Among the key actions we needed to implement, we could continue to publish case studies as we had been doing but also decide to implement new actions, like creating webinars. The key action could therefore be “create 6 webinars during the year”.

Adopting an approach based on the sequence of objectives – drivers – key actions will give you an overview of the actions to be carried out and the reasoning behind these. This approach also lets you involve all stakeholders in the company in the process of achieving the objectives.

5. Organize actions

Marketers need to keep in mind that a digital marketing plan is a working document. It is also a collaborative tool shared between a number of people. It should not only provide everyone who uses it with an overview of the actions to be carried out, but also clearly indicate to each individual how they can implement those tasks they are responsible for within the business. 

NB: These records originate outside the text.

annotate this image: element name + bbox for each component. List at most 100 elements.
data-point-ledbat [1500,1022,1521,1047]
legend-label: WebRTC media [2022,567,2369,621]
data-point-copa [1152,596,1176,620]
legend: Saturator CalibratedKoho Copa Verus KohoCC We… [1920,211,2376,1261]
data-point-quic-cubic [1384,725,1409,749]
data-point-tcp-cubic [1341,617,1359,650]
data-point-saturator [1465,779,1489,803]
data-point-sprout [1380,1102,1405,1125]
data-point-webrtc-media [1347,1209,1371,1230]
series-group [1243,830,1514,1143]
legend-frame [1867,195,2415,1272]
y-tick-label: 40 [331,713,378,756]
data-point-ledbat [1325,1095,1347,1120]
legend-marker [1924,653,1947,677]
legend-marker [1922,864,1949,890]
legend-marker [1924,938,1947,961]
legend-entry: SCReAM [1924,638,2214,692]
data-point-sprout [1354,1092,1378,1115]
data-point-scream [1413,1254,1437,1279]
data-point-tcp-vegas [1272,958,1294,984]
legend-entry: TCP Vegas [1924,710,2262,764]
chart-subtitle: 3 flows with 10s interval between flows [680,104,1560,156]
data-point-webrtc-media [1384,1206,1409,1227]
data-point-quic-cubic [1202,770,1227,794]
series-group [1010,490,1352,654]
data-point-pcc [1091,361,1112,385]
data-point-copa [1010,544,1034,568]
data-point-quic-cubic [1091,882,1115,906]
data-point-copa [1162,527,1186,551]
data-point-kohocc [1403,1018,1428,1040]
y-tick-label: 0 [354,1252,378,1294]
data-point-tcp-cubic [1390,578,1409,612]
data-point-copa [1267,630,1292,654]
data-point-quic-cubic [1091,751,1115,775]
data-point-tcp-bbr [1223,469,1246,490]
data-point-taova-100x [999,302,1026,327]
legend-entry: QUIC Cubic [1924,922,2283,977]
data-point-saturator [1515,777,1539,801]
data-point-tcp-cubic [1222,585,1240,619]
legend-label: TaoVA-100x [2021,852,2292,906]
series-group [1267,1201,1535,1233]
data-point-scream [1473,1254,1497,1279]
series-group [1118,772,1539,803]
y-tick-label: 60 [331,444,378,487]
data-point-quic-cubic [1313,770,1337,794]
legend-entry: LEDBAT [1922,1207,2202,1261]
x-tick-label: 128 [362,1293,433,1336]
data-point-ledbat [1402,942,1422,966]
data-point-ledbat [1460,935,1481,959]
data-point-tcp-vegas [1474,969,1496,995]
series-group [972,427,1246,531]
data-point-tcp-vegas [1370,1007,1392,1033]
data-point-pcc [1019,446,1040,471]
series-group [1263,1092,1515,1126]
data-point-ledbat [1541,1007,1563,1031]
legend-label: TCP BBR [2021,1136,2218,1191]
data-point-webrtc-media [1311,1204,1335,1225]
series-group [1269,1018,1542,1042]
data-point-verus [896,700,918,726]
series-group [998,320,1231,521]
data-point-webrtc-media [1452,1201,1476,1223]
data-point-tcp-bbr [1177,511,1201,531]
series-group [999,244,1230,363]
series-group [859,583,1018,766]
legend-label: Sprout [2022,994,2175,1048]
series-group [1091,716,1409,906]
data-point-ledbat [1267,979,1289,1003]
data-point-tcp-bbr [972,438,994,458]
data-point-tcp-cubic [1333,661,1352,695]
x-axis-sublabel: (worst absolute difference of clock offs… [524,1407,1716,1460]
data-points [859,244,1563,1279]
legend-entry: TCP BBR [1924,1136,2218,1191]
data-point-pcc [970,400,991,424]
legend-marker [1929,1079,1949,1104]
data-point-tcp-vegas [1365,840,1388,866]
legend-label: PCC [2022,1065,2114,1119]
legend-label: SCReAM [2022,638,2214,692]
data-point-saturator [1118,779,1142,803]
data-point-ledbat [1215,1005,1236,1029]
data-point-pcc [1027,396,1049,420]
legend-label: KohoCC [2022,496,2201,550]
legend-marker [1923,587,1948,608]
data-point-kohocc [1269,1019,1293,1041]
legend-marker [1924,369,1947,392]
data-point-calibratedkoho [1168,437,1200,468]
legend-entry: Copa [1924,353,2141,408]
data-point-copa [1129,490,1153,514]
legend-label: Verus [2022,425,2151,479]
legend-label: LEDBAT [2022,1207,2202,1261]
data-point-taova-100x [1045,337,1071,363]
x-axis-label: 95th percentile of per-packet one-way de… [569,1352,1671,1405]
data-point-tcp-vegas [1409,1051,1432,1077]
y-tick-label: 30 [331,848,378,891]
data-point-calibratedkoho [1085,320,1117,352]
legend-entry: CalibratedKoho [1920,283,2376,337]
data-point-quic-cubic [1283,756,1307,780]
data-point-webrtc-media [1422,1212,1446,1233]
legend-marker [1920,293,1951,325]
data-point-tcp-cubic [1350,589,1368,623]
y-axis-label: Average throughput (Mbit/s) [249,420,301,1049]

In order for everyone to be able to understand it and use it as an operational tool, it shouldn’t therefore simply be a list of actions. To ensure your marketing plan is a cohesive document that will help you meet your objectives, actions should be linked to one another. The digital marketing plan is a way to ensure future customers, but it is also a strategy that allows you to attract your audience to create more leads for your business. And, above all, quality leads

In addition, not all actions will have the same weight, the same impact, or the same importance. Your marketing plan should prioritize actions and establish a time frame for carrying them out.

To do this, you need to take into account the following criteria:

  • The level of priority (e.g. difficulty level, importance, deadline)
  • Duration of the action
  • The duration of associated actions: for example, for an event, in addition to the organization of the event itself, provision should be made for lead nurturing actions ahead of time (e.g. using a newsletter or personalized invitations) and follow-up actions after the event itself.
  • Busy periods during the year and important deadlines
  • The person responsible for the action

For example, at Plezi, we identified that our website was one of the main drivers to meet one of our business, “to increase our generation of leads”. 

After a team workshop, we decided to plan a new key action: set up a chatbot feature on the Plezi website.

We set January as the deadline for implementation and assigned the task to our traffic manager, Benoît.

We also set a specific target: to increase our conversion rates from 4 to 5%. To track our progress towards this, we defined the following KPIs: website conversion rates, chat numbers, and numbers of leads generated from the website.

6. Calculate your marketing budget

You now know what you have to do to achieve the objectives you have set. But in order to be able to carry out all the actions you have identified as part of your plan, you need to calculate a marketing budget.

Firstly, you should calculate the overall marketing budget you will need. To do this you should use an objectives-based method. Start from the company’s projected turnover for the coming period and work backwards based on your conversion rates and bearing in mind the Customer Lifetime Value and the customer acquisition cost. This can obviously vary by business and industry, but will give you a realistic idea of how to attract your future buyers.

Next, you will allocate this budget among the different drivers taking into account each one’s level of priority and importance.

Once you’ve created your marketing budget, you’ll need to have it signed off by the executive team. You’ll need to be able to sell your budget by presenting them with specific figures and by highlighting both the KPIs and the expected return on investment (ROI) of each action.

A marketing plan is an operational roadmap that helps teams achieve their strategic objectives. It’s also a tool that enables you to effectively coordinate digital and other campaigns throughout a given period and to monitor their progress.

You now have all you need to develop a marketing plan quickly and easily. So, what are you waiting for?